Will the Virgin Media and O2 merger mean cheaper bills?
The regulator had provisionally cleared the deal last month and has now confirmed the tie-up, which was first announced a year ago.
The move will create a telecoms giant to challenge the dominance of BT, which bought rival EE in 2015.
The CMA was initially concerned that the Virgin/O2 merger could raise prices or reduce the quality of wholesale services. Virgin supplies wholesale leased lines to mobile operators and O2 provides its mobile network to companies that do not have their own.
The CMA feared that the merger could lead to other companies being forced to offer lower quality mobile services or increase their retail prices which would negatively impact consumers.
However, following an investigation the regulator has now concluded that the deal is unlikely to lead to any substantial lessening of competition, so it’s allowing it to go ahead.
Martin Coleman, CMA panel inquiry chair, said: “O2 and Virgin are important suppliers of services to other companies who serve millions of consumers. It was important to make sure that this merger would not leave these people worse off. That’s why we conducted an in-depth investigation.
“After looking closely at the deal, we are reassured that competition amongst mobile communications providers will remain strong and it is therefore unlikely that the merger would lead to higher prices or lower quality services.”

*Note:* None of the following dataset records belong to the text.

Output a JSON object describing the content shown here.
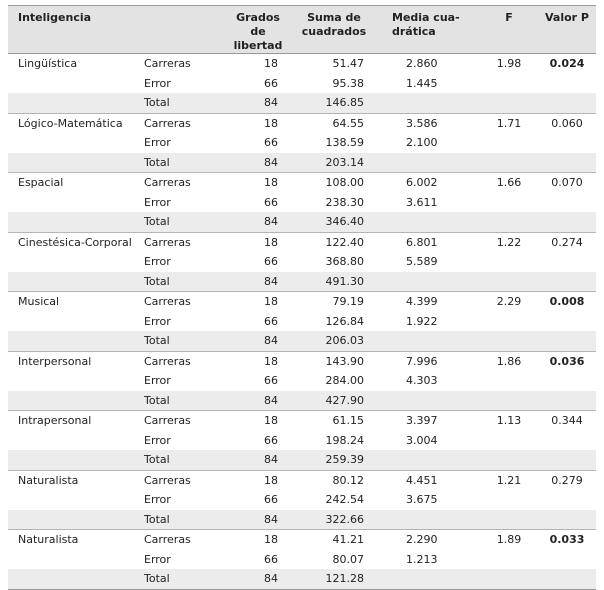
{
  "table": {
    "headers": [
      "Inteligencia",
      "Grados de libertad",
      "Suma de cuadrados",
      "Media cua-\ndrática",
      "F",
      "Valor P"
    ],
    "groups": [
      {
        "name": "Lingüística",
        "rows": [
          {
            "label": "Carreras",
            "df": "18",
            "ss": "51.47",
            "ms": "2.860"
          },
          {
            "label": "Error",
            "df": "66",
            "ss": "95.38",
            "ms": "1.445"
          },
          {
            "label": "Total",
            "df": "84",
            "ss": "146.85"
          }
        ],
        "f": "1.98",
        "p": "0.024",
        "p_bold": true
      },
      {
        "name": "Lógico-Matemática",
        "rows": [
          {
            "label": "Carreras",
            "df": "18",
            "ss": "64.55",
            "ms": "3.586"
          },
          {
            "label": "Error",
            "df": "66",
            "ss": "138.59",
            "ms": "2.100"
          },
          {
            "label": "Total",
            "df": "84",
            "ss": "203.14"
          }
        ],
        "f": "1.71",
        "p": "0.060",
        "p_bold": false
      },
      {
        "name": "Espacial",
        "rows": [
          {
            "label": "Carreras",
            "df": "18",
            "ss": "108.00",
            "ms": "6.002"
          },
          {
            "label": "Error",
            "df": "66",
            "ss": "238.30",
            "ms": "3.611"
          },
          {
            "label": "Total",
            "df": "84",
            "ss": "346.40"
          }
        ],
        "f": "1.66",
        "p": "0.070",
        "p_bold": false
      },
      {
        "name": "Cinestésica-Corporal",
        "rows": [
          {
            "label": "Carreras",
            "df": "18",
            "ss": "122.40",
            "ms": "6.801"
          },
          {
            "label": "Error",
            "df": "66",
            "ss": "368.80",
            "ms": "5.589"
          },
          {
            "label": "Total",
            "df": "84",
            "ss": "491.30"
          }
        ],
        "f": "1.22",
        "p": "0.274",
        "p_bold": false
      },
      {
        "name": "Musical",
        "rows": [
          {
            "label": "Carreras",
            "df": "18",
            "ss": "79.19",
            "ms": "4.399"
          },
          {
            "label": "Error",
            "df": "66",
            "ss": "126.84",
            "ms": "1.922"
          },
          {
            "label": "Total",
            "df": "84",
            "ss": "206.03"
          }
        ],
        "f": "2.29",
        "p": "0.008",
        "p_bold": true
      },
      {
        "name": "Interpersonal",
        "rows": [
          {
            "label": "Carreras",
            "df": "18",
            "ss": "143.90",
            "ms": "7.996"
          },
          {
            "label": "Error",
            "df": "66",
            "ss": "284.00",
            "ms": "4.303"
          },
          {
            "label": "Total",
            "df": "84",
            "ss": "427.90"
          }
        ],
        "f": "1.86",
        "p": "0.036",
        "p_bold": true
      },
      {
        "name": "Intrapersonal",
        "rows": [
          {
            "label": "Carreras",
            "df": "18",
            "ss": "61.15",
            "ms": "3.397"
          },
          {
            "label": "Error",
            "df": "66",
            "ss": "198.24",
            "ms": "3.004"
          },
          {
            "label": "Total",
            "df": "84",
            "ss": "259.39"
          }
        ],
        "f": "1.13",
        "p": "0.344",
        "p_bold": false
      },
      {
        "name": "Naturalista",
        "rows": [
          {
            "label": "Carreras",
            "df": "18",
            "ss": "80.12",
            "ms": "4.451"
          },
          {
            "label": "Error",
            "df": "66",
            "ss": "242.54",
            "ms": "3.675"
          },
          {
            "label": "Total",
            "df": "84",
            "ss": "322.66"
          }
        ],
        "f": "1.21",
        "p": "0.279",
        "p_bold": false
      },
      {
        "name": "Naturalista",
        "rows": [
          {
            "label": "Carreras",
            "df": "18",
            "ss": "41.21",
            "ms": "2.290"
          },
          {
            "label": "Error",
            "df": "66",
            "ss": "80.07",
            "ms": "1.213"
          },
          {
            "label": "Total",
            "df": "84",
            "ss": "121.28"
          }
        ],
        "f": "1.89",
        "p": "0.033",
        "p_bold": true
      }
    ]
  }
}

Will the merger mean cheaper bills?
The Virgin Media and O2 merger could mean more customers will be able to access the 5G network. Virgin Media struck a deal with Vodafone to use its 5G network and the deal is likely to mean that O2 customers will also have access to this.
Usually, buying your mobile and home broadband from the same supplier works out cheaper. So the merger could see more, and cheaper, mobile and broadband bundles.
Experts also say that the merger will put Virgin Media/O2 in a position to take on BT/EE on price.
Ernest Doku, telecoms expert at Uswitch.com, said: “Now we can look forward to the prospect of a new telecoms titan in town, setting up a heavyweight battle with the all-powerful BT. There is an Avengers-style showdown looming, with BT and EE lining up against the combined strengths of O2 and Virgin.
“With the green light from the CMA, the merger between O2 and Virgin Media could be completed by the summer. The watchdog was reassured that the tie-up wouldn’t result in higher costs for consumers or reduce competition in the marketplace.
“Both the O2 and Virgin Media brands are likely to remain in the short term, but we will have to see what this means for existing products and services like O2 Priority. Bosses previously promised the deal would bring £10bn of investment into the UK over the next five years, but there’s potential for the combined firms to make millions of pounds of annual savings.
“For consumers this tie-up could mean a greater choice of entertainment and faster broadband speeds. However, it’s vital that the combined brands maintain the high standards of value and service that customers have come to expect.”